熱恋~やさしい海は熱砂の彼方~
小5のとき友達の中で一番最初に生理になって以来、どうやらオンナとしてのスイッチが入ったみたいで、モリモリ胸が大きくなりはじめて、友達の中で一番最初にブラジャーをつけたのもあたしだった。

鏡を見ると、まるで首から下だけが誰か他のヒトのカラダとすり替えられているような違和感を感じる。カラダだけが勝手にどんどんオトナになってしまって、まだコドモのままのキモチと全然かみあっていない。


こんな悩み、ヒトに話したところで、嫌味に思われるだけで、誰にも分かってもらえないだろうけど、あたしは胸が大きすぎて本当に困っている。

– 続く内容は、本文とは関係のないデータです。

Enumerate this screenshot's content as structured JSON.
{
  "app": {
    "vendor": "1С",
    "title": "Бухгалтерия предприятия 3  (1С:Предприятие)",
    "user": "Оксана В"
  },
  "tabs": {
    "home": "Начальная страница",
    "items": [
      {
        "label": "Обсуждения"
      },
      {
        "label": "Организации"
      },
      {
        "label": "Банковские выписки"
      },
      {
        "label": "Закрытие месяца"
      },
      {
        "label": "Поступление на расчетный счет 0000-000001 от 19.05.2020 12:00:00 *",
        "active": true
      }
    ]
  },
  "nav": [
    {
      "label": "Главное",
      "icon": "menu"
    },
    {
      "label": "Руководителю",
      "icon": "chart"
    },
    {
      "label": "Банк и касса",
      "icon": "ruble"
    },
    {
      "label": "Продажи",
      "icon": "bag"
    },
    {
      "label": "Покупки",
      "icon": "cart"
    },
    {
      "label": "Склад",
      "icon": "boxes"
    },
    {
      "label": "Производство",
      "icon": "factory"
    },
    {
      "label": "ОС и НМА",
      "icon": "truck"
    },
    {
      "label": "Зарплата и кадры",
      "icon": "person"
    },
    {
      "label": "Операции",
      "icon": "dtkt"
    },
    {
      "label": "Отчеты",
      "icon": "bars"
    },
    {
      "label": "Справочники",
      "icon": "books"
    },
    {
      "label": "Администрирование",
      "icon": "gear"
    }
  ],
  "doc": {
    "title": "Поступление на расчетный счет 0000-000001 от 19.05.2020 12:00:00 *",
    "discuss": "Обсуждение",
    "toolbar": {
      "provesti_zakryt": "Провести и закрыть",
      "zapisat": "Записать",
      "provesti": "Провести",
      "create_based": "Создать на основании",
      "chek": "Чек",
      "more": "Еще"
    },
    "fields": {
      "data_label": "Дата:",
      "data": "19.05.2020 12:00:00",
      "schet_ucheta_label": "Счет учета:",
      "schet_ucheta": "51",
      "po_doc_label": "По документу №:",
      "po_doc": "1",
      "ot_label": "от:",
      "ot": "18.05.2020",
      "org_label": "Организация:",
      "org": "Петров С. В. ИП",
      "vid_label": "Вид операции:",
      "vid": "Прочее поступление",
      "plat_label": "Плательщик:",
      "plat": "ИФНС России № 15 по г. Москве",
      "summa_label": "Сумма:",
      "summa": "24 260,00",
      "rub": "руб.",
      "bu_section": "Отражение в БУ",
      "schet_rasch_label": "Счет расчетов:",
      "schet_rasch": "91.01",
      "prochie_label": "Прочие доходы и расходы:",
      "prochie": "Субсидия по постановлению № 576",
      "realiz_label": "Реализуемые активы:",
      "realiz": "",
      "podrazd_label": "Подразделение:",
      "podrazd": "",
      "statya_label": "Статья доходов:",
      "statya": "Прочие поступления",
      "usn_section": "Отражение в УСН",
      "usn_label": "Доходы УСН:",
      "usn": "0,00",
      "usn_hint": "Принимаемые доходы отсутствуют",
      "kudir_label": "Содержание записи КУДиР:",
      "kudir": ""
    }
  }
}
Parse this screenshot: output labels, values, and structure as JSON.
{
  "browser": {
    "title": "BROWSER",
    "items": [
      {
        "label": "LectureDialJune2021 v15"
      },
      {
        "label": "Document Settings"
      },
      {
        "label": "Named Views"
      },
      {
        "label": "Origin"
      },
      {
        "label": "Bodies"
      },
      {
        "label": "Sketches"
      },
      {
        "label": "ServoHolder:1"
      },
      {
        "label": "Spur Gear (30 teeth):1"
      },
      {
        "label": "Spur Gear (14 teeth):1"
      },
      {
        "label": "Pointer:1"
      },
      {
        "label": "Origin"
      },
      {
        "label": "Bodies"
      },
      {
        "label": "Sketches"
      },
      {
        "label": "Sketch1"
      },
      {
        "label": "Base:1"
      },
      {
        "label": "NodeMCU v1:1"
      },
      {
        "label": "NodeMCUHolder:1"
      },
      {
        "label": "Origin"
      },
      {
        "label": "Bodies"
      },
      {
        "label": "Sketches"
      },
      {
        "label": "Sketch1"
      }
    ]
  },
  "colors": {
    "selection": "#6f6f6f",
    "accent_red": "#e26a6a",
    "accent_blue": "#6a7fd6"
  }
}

道ですれ違う度に胸をじろじろ見られるのがすごくイヤで、気がつくと、いつもうつむきながら歩いている。夏のどんなに暑い日だってTシャツ一枚で外出することはなく、いつも上着を羽織ってさりげなく胸を隠すようにしていたし。

それに重たいオモリをぶら下げているみたいで肩だって凝るし、体育のときとか走ると胸が揺れて死ぬほど恥ずかしいし、それを男子がチラ見しているのが、横を向いていてもハッキリ分かる。

男子ってなんであんなにバカなんだろ? ホンっト、アタマにくる! …ってか、ときどき殺意すらいだく!!

これがプールの時間ともなれば、ハダカの上に水着1枚だけのカッコで男子の前に出ないといけない。こんなの、男子の目の保養のための格好のネタ以外のなにものでもない。